We observed that IE can be given with 100% success in the outpatient department in pediatric patients with EWS in a resource‐limited setting and inpatient admissions can be averted and these beds can be saved for the COVID‐19 patients.

Low‐income and middle‐income countries have predominantly large younger populations and fragile health care system. Therefore, LMICs have a larger burden of cancer‐related deaths than high‐income countries (HICs). In HICs, 80% of pediatric cancer patients are treated successfully. In contrast, about 70% of cancer deaths occur in LMICs. The survival for EWS in children in LMICs falls behind HICs due to the nonavailability of timely, effective, and affordable treatment. The increase in cancer burden in LMICs poses a threat to already frail health care and economic infrastructure. Despite the availability of effective chemotherapy, cost‐effectiveness is of utmost concern. The two weekly interval‐compressed inpatient chemotherapy regimen in pediatric patients with EWS places a significant burden on cancer care services in LMIC. So, this outpatient IE administration protocol can be used routinely in LMIC like Pakistan, where inpatient beds and medical finances are limited.

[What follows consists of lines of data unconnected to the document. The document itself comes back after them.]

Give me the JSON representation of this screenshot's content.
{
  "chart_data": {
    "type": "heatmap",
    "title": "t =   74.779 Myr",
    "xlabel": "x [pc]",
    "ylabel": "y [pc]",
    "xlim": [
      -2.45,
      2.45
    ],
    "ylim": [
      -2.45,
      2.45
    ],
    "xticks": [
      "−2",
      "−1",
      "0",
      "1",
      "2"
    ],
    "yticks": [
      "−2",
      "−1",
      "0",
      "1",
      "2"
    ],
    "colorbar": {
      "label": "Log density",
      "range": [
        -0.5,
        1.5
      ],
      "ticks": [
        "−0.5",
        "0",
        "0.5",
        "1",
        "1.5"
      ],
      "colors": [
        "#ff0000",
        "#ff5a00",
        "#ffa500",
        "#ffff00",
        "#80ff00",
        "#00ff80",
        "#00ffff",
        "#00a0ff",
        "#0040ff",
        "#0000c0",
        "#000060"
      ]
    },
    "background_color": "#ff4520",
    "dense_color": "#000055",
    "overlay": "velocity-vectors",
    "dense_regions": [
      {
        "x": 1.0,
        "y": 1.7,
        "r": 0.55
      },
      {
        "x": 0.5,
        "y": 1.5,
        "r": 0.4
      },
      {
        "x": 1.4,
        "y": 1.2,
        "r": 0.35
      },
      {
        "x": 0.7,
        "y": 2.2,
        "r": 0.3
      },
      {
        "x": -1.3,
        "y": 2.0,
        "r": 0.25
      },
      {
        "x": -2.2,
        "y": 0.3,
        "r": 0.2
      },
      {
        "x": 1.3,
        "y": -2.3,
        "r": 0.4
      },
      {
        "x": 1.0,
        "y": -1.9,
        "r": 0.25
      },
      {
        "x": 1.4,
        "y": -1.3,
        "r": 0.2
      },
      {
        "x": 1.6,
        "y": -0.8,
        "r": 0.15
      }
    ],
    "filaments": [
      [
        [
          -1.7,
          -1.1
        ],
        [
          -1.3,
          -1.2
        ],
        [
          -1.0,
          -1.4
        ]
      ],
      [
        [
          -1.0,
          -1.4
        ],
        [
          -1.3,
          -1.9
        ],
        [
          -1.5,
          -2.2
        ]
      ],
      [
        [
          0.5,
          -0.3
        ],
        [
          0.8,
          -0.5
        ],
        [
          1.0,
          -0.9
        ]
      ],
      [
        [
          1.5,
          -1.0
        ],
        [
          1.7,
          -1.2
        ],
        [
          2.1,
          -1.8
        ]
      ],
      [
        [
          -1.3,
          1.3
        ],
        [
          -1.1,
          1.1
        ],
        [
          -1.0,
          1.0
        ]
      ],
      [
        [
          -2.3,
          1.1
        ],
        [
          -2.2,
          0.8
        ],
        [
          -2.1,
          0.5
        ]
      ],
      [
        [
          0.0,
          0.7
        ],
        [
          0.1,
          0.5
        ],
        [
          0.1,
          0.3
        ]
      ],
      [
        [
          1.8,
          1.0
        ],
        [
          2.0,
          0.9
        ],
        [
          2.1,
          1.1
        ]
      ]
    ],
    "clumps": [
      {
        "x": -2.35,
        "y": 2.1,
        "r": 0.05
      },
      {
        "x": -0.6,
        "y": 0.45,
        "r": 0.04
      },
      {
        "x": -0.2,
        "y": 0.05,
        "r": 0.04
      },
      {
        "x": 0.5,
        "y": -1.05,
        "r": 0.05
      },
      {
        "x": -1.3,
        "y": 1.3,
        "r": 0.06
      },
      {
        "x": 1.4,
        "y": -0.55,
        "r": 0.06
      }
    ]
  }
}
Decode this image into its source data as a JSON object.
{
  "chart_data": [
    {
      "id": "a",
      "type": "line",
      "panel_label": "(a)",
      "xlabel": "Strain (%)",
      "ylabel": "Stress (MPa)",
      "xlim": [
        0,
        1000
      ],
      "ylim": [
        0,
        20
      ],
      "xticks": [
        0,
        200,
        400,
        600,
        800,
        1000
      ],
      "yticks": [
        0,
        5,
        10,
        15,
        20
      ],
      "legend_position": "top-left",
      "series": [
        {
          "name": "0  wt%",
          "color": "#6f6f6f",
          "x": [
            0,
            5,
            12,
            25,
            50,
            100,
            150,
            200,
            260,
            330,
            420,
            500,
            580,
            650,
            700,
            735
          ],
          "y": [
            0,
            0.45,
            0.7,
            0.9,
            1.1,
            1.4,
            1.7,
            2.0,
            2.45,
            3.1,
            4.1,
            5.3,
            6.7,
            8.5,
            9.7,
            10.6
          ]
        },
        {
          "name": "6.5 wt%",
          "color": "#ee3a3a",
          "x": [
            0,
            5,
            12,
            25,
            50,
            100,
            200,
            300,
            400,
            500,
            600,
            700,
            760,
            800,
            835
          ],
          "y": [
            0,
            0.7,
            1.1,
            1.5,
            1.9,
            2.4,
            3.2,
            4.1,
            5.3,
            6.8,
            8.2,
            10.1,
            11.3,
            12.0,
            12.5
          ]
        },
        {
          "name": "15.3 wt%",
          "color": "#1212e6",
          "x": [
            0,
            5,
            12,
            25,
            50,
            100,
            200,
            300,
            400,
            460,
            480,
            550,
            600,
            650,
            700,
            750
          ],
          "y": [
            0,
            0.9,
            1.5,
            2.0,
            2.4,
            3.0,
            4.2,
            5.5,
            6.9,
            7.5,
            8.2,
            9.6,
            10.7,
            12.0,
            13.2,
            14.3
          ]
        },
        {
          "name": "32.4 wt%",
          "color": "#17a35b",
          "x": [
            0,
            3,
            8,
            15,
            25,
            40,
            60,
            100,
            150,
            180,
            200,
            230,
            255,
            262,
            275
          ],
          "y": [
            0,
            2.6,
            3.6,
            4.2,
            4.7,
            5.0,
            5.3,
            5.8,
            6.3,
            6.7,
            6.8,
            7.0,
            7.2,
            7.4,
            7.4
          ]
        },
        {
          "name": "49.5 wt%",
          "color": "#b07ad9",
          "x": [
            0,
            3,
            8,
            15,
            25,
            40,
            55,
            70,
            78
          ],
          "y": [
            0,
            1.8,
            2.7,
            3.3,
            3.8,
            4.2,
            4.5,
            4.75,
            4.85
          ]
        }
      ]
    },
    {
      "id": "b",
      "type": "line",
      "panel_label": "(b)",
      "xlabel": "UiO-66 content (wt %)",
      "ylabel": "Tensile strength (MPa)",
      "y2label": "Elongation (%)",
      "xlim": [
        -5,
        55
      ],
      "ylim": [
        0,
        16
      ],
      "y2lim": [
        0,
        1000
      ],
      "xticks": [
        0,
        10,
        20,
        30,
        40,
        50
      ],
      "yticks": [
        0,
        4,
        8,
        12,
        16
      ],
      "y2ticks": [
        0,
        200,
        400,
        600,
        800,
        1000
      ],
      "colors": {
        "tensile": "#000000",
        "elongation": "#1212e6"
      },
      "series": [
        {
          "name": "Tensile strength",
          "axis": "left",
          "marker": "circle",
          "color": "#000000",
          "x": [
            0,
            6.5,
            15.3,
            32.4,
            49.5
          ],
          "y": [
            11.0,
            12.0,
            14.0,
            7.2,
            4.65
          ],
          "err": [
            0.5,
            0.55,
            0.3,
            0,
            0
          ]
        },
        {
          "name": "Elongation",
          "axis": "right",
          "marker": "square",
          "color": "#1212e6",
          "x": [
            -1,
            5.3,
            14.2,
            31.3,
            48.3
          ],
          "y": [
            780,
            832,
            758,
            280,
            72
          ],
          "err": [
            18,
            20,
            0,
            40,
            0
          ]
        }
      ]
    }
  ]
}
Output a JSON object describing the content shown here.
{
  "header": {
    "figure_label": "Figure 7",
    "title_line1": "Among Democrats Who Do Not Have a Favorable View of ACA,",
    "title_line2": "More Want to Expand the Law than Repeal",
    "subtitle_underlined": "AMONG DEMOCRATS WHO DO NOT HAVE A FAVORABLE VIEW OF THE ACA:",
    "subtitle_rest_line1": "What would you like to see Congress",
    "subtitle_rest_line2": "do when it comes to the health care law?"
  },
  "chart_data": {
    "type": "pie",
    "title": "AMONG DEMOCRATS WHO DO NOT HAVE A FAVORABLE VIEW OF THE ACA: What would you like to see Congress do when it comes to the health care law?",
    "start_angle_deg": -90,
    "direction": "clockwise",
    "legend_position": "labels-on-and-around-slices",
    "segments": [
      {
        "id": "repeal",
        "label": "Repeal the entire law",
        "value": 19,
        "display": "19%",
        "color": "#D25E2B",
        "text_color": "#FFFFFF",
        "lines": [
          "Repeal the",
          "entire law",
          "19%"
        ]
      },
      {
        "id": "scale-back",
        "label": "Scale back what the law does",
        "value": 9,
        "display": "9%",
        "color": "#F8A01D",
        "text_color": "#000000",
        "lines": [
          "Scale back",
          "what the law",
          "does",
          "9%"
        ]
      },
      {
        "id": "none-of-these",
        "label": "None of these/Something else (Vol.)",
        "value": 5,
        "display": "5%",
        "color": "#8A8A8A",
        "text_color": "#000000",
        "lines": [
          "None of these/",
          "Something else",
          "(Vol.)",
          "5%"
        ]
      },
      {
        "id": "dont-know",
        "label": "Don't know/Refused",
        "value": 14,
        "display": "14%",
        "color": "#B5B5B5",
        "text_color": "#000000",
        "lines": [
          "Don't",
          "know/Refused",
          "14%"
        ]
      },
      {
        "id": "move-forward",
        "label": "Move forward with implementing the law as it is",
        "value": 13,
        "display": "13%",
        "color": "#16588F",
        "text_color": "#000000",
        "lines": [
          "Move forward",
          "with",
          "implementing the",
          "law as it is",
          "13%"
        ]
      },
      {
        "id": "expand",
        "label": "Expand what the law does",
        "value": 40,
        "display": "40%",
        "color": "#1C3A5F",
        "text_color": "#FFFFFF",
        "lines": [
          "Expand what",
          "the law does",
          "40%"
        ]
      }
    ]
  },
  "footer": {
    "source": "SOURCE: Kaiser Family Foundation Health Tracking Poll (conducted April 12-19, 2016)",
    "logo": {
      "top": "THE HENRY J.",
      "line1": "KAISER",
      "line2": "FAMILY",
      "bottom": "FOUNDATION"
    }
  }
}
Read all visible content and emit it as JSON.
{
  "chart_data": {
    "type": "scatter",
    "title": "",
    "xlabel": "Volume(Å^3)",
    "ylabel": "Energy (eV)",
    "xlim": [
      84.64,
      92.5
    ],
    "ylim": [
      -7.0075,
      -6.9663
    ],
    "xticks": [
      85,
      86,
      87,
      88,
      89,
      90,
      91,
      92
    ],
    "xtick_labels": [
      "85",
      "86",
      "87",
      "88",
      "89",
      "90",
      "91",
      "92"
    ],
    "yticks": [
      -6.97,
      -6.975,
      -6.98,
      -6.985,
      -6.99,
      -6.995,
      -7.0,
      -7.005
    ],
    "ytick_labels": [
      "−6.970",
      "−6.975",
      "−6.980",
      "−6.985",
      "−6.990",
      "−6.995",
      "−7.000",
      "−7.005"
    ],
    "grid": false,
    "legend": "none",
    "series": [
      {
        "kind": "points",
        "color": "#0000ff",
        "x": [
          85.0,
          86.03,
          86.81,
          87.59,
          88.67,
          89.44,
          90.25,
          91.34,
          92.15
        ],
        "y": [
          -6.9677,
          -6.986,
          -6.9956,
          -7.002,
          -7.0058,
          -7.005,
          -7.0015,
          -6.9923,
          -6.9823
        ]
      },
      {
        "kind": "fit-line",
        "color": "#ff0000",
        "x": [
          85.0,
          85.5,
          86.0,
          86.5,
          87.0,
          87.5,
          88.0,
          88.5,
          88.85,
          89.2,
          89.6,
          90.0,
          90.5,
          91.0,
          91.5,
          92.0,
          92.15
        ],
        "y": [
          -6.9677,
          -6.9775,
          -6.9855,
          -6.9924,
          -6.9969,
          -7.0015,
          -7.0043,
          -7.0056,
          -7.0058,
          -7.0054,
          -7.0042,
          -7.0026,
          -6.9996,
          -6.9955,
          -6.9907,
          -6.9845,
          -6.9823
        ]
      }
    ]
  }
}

The limitation to our study was that it was a retrospective study conducted on a small number of patients. The analysis of the quality of life of patients who received IE as an outpatient and long‐term toxicities of ifosfamide are the domains that need further exploration.

CONCLUSION

Outpatient administration of IE for pediatric patients with EWS is feasible, safe, and cost‐effective, with a reduction in the cost of chemotherapy and days of hospitalization. This was particularly useful in the timely administration of chemotherapy during the COVID‐19 pandemic when inpatient beds were limited.

CONFLICT OF INTEREST

The authors declare that there is no conflict of interest.